キョセム寵妃(ベレン・サート)はハンナ・セネシュ(M.デートメルス)と重なる

www.hulu.jp    Hulu配信中の『新・オスマン帝国外伝』シーズン1の38、39、40話は、太皇太后サフィエが皇帝アフメトを出征中の戦場で暗殺し、アフメトと異母兄弟に当たる幼いムスタファを皇帝に就かせ自らは摂政として帝国に君臨しようと反乱を企てたエピソード。イスタンブールトプカプ宮殿内での戦闘場面は迫力あり、息を呑んだ。アフメト暗殺は失敗に終わったが、宮殿内部では皇帝崩御とのデマを信じた兵士らの反乱参加により、企ては成功まで一歩であった。夜明けとともに皇帝就任式の段取りが進行、サフィエは後宮内で力を得つつあった寵妃キョセムに絞首刑を宣告、地下処刑場に連行されキョセムの命は風前の灯火。サフィエ付きの宦官ビュルビュルは太皇太后サフィエに忠義を尽くし悪行の手先となった宦官であったが、ある時キョセムから言われた「お前を味方にしようなどとは思わない。ただお前の瞳にはほんのわずかながら一つの正しさを求める心を感じる。いつかそれを行動に示してみなさい」との言葉の伏線が、ここで回収。処刑場に入ったビュルビュルは「俺が処刑にあたるから」と配下の者たちを追いやって、「妃、早く逃げなさい」とキョセムを逃したのであった。キョセム寵妃はオスマン帝国史上最大の影の女帝。ここで消えるはずはないからとうぜんの展開だが、誰が助けるのか興味があった。

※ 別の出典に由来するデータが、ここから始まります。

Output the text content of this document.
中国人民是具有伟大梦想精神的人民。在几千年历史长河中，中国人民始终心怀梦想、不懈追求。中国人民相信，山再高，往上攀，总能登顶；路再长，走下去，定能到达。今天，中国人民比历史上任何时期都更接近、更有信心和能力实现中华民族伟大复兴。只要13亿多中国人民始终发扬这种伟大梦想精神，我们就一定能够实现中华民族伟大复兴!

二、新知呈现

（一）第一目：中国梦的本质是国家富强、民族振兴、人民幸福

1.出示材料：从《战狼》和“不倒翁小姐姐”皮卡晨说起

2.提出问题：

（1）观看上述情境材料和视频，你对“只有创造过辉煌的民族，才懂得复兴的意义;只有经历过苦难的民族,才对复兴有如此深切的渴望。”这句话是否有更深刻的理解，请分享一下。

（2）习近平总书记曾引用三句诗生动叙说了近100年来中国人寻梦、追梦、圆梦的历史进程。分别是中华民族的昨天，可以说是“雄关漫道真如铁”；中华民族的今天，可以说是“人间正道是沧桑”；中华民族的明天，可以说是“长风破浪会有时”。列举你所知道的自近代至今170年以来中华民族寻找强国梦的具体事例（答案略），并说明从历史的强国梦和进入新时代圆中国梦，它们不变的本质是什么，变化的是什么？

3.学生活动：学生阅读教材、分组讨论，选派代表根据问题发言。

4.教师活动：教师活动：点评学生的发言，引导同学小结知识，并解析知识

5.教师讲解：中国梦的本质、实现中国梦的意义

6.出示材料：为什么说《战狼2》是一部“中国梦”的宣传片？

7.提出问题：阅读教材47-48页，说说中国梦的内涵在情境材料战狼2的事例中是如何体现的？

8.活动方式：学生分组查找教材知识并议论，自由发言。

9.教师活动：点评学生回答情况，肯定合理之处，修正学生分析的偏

 キョセム寵妃を演じるベレン・サートは、初めて観る女優ではない、何か既視感があって観ていたのだが、処刑場で太い縄を処刑人から掛けられても、(表向き)いささかも怖気付くことなく、哀しみを湛えて運命を受け入れようとしているその凜とした姿勢を観てわかった。昔観たメナハム・ゴーラン監督の『ハンナ・セネシュ(HANNA'S WAR)』で、オランダ人女優マルーシュカ・デートメルス(デトメール)が演じたヒロイン、ハンア・セネシュとイメージが重なっていたのだ。マルーシュカ・デートメルスは、ジャン=リュック・ゴダール監督の『カルメンという女』、マルコ・ベロッキオ監督の『肉体の悪魔』、ジャック・ドライヨン監督の『ラ・ピラート』など、惜しげもなく裸身を晒す官能派の女優の印象はあるが、この作品では、ナチス占領下のハンガリーに在住するユダヤ人救出のため英国空挺部隊の秘密任務を帯びた軍人(少尉)となって、ハンガリーのブタペストにあと一歩というところで捕まり、刑務所で残酷な拷問の連続にも関わらず通信用暗号コードをついに喋らず、最後に銃殺刑に処せられた、実在したユダヤ人女性軍人をマルーシュカ・デートメルスは「その清楚な美しさは哀しみを伴いながら」(伊藤勝男氏)みごとに演じ切っていた。彼女一人のためだけのオーディションで、ナチスに操られたハンガリーの法廷で「祖国反逆罪」に問われたハンナが、「どちらが祖国への反逆なのか?」と弁明する演説の演技では、審査席のメナハム・ゴーラン監督が涙を流していたと伝えられている。
 デートメルス演じるハンナ・セルシュは銃殺刑にあたって、処刑人から目隠しをされようとするがこれを拒否、「この光景をしっかりと目に焼き付けて死に赴く」とした。このシーンのハンナと、『新・オスマン帝国外伝』の処刑場でのキョセム寵妃がイメージとして重なったのであった。
 さらにキョセム寵妃について追加すれば、反乱鎮圧後牢獄の太皇太后サフィエにキョセムが会うと、「お前はどうやって処刑を免れた?」と訊かれた。誰が裏切ったのか知りたかったのだろう。斜め向かいの牢の鉄格子を握ってサフィエ付き宦官ビュルビュルは怯えていた。「いつでも私は自分一人の力で脱出できるんですよ」とキョセム。ビュルビュルは安堵しただろう。太皇太后に忠節を尽くして生きてきたビュルビュルのそれまでの人生の意味を崩壊させるようなことを、キョセム寵妃は口にしなかった。〈史的〉キョセムは知らないが、物語のキョセム寵妃が帝国のトップに君臨できる資格がここで垣間見えたといえよう。